- Born: May 24, 1932 (age 93)
- Education: New York University (BS, LLB) Harvard Law School (LLM)
- Occupation: Lawyer

= Herbert Wachtell =

American lawyer (born 1932)

Herbert Maurice Wachtell (born May 24, 1932) is an American lawyer. He is the co-founder of the law firm Wachtell, Lipton, Rosen & Katz.

==Education and early career==
Herbert Maurice Wachtell was born on May 24, 1932, in New York City. His parents were the children of Jewish immigrants from present-day Poland and Hungary.

Wachtell attended public schools in New York City, including The High School of Music & Art, (now part of Fiorello H. LaGuardia High School), followed by New York University in Manhattan. He graduated from New York University (B.S. 1952), New York University School of Law (LLB 1954, Order of the Coif), and Harvard Law School (LLM 1955).

From 1955 to 1957 he was an Assistant U.S. Attorney, Southern District of New York prosecuting federal crimes including racketeering. In 1957–1958, he served as deputy chief counsel to the House Subcommittee on Legislative Oversight, investigating corrupt activities at certain of the government administrative agencies. Upon leaving public service, he founded a small law firm specializing in litigation and lectured as an adjunct professor at NYU School of Law and authored a single-volume text, New York Practice under the CPLR, which then went through six editions.

==Later career==
In 1965, he and NYU Law alumni Martin Lipton, Leonard Rosen, and George Katz joined to found Wachtell, Lipton, Rosen & Katz. The firm is known for big risk and complex transactions and litigation.

In 1963, the Practising Law Institute of New York published Wachtell's review of civil procedures, New York practice under the CPLR, in 1963, the first of six editions.

Wachtell handled a wide range of litigation including, notably, landmark takeover fights in the Delaware courts involving Time-Warner and Paramount.
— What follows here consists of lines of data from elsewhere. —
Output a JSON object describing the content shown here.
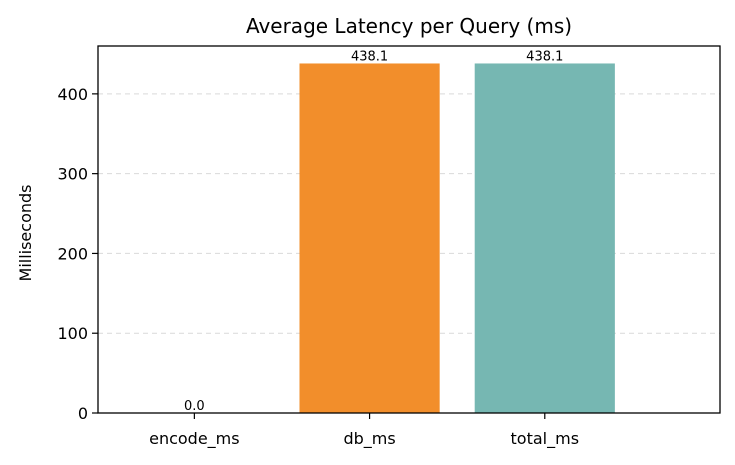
{
  "chart_data": {
    "type": "bar",
    "title": "Average Latency per Query (ms)",
    "xlabel": "",
    "ylabel": "Milliseconds",
    "categories": [
      "encode_ms",
      "db_ms",
      "total_ms"
    ],
    "values": [
      0.0,
      438.1,
      438.1
    ],
    "value_labels": [
      "0.0",
      "438.1",
      "438.1"
    ],
    "bar_colors": [
      "#4c72b0",
      "#f28e2b",
      "#76b7b2"
    ],
    "ylim": [
      0,
      460
    ],
    "yticks": [
      0,
      100,
      200,
      300,
      400
    ],
    "ytick_labels": [
      "0",
      "100",
      "200",
      "300",
      "400"
    ],
    "grid": "horizontal dashed",
    "legend": "none"
  }
}
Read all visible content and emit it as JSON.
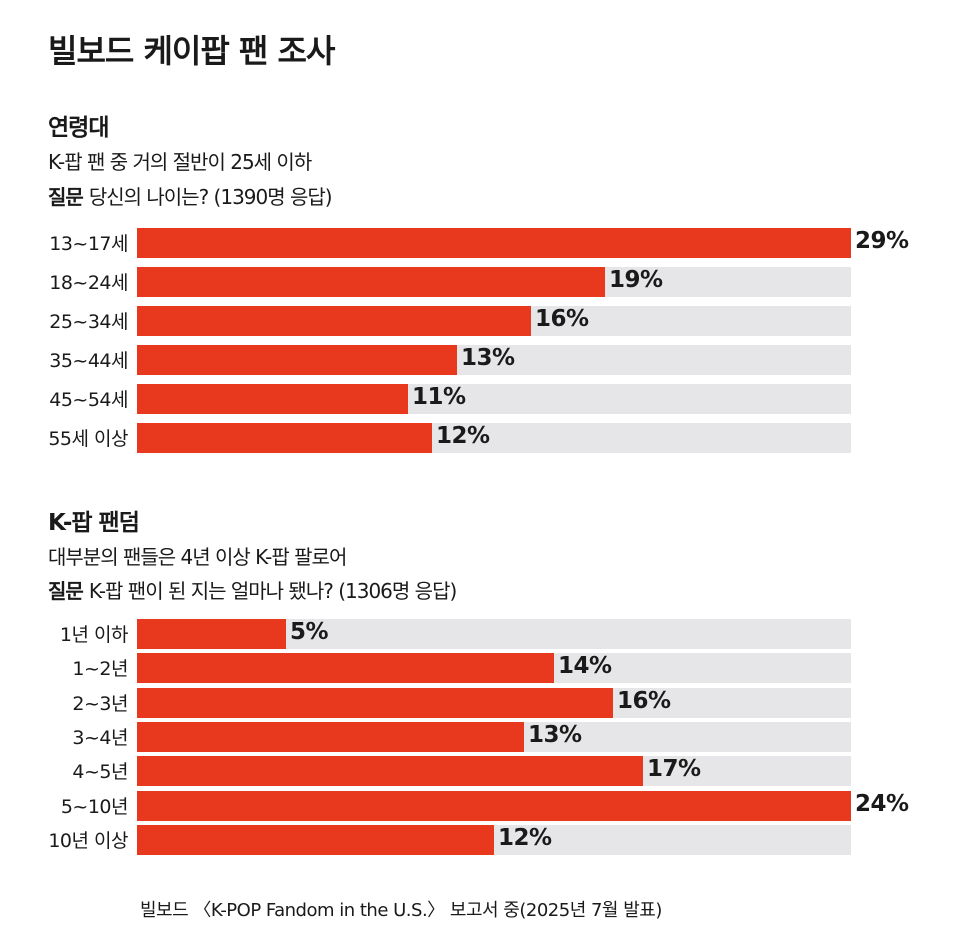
{
  "title": "빌보드 케이팝 팬 조사",
  "chart_data": [
    {
      "type": "bar",
      "title": "연령대",
      "subtitle": "K-팝 팬 중 거의 절반이 25세 이하",
      "question_label": "질문",
      "question": "당신의 나이는? (1390명 응답)",
      "categories": [
        "13~17세",
        "18~24세",
        "25~34세",
        "35~44세",
        "45~54세",
        "55세 이상"
      ],
      "values": [
        29,
        19,
        16,
        13,
        11,
        12
      ],
      "value_labels": [
        "29%",
        "19%",
        "16%",
        "13%",
        "11%",
        "12%"
      ],
      "unit": "%",
      "xlim": [
        0,
        29
      ]
    },
    {
      "type": "bar",
      "title": "K-팝 팬덤",
      "subtitle": "대부분의 팬들은 4년 이상 K-팝 팔로어",
      "question_label": "질문",
      "question": "K-팝 팬이 된 지는 얼마나 됐나? (1306명 응답)",
      "categories": [
        "1년 이하",
        "1~2년",
        "2~3년",
        "3~4년",
        "4~5년",
        "5~10년",
        "10년 이상"
      ],
      "values": [
        5,
        14,
        16,
        13,
        17,
        24,
        12
      ],
      "value_labels": [
        "5%",
        "14%",
        "16%",
        "13%",
        "17%",
        "24%",
        "12%"
      ],
      "unit": "%",
      "xlim": [
        0,
        24
      ]
    }
  ],
  "source": "빌보드 〈K-POP Fandom in the U.S.〉 보고서 중(2025년 7월 발표)",
  "colors": {
    "bar": "#e8391f",
    "track": "#e6e6e8",
    "text": "#1a1a1a"
  }
}
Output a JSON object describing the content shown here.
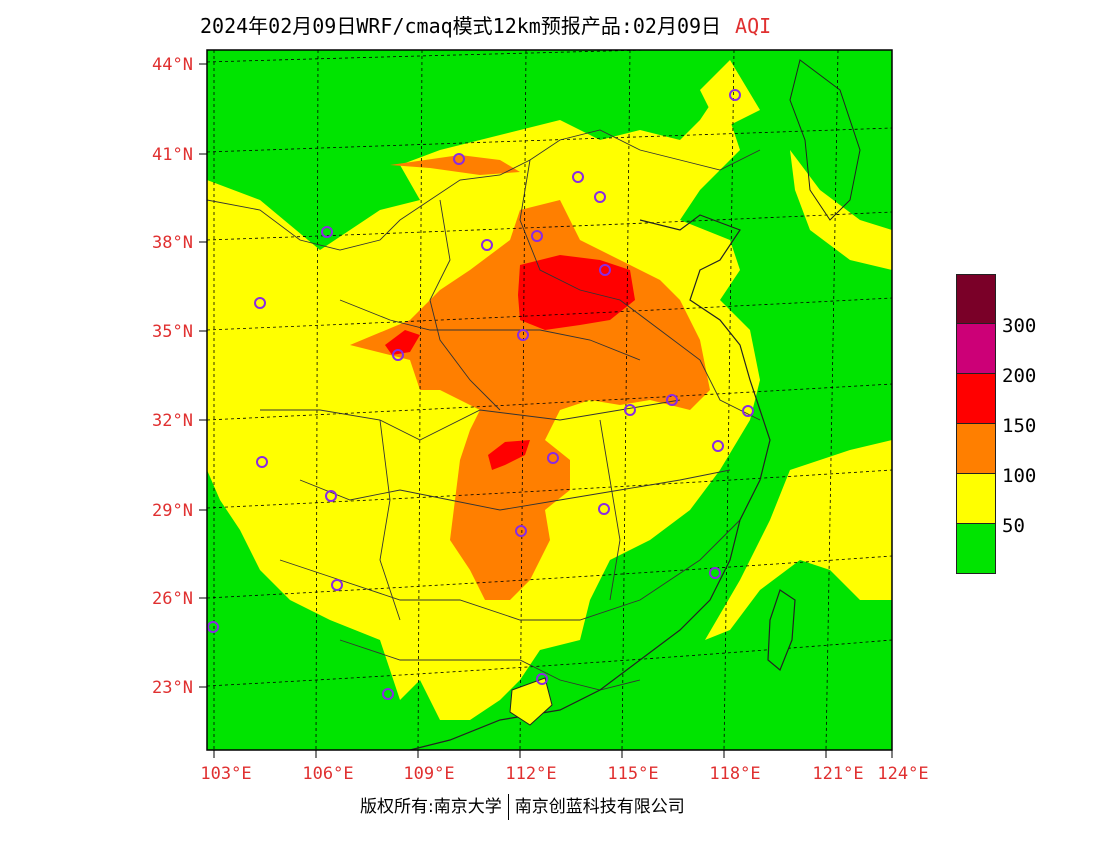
{
  "title": {
    "main": "2024年02月09日WRF/cmaq模式12km预报产品:02月09日",
    "aqi": "AQI"
  },
  "lat_labels": [
    "44°N",
    "41°N",
    "38°N",
    "35°N",
    "32°N",
    "29°N",
    "26°N",
    "23°N"
  ],
  "lon_labels": [
    "103°E",
    "106°E",
    "109°E",
    "112°E",
    "115°E",
    "118°E",
    "121°E",
    "124°E"
  ],
  "legend": {
    "ticks": [
      "300",
      "200",
      "150",
      "100",
      "50"
    ],
    "colors": [
      "#7a0028",
      "#cc0077",
      "#ff0000",
      "#ff7f00",
      "#ffff00",
      "#00e400"
    ]
  },
  "footer": {
    "left": "版权所有:南京大学",
    "right": "南京创蓝科技有限公司"
  }
}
Noted as "one of the nation's most aggressive lawyers" by the ABA Journal in 1995; he then successfully represented Philip Morris in Philip Morris Cos. v. American Broadcasting Cos. He represented Silverstein Properties in litigation to secure rebuilding insurance proceeds following the World Trade Center attacks.

==Boards and awards==
Wachtell is a recipient of the Chambers Lifetime Achievement Award in Litigation in 2006. He and his wife are active in a variety of the philanthropic and cultural areas. He is a former co-chair of the board of the Lawyers' Committee for Civil Rights Under Law, former chairman of the board of Phoenix House Foundation and member of the boards of NYU School of Law and the former New York City Opera.

==Personal life==
Wachtell is discussed in Canadian author Malcolm Gladwell’s book Outliers. He is married to Svetlana Stone Wachtell and has five children from previous marriages, as well as nine grandchildren. His daughter Diane Wachtell is the executive director of The New Press, which she co-founded in 1992 with Andre Schiffrin.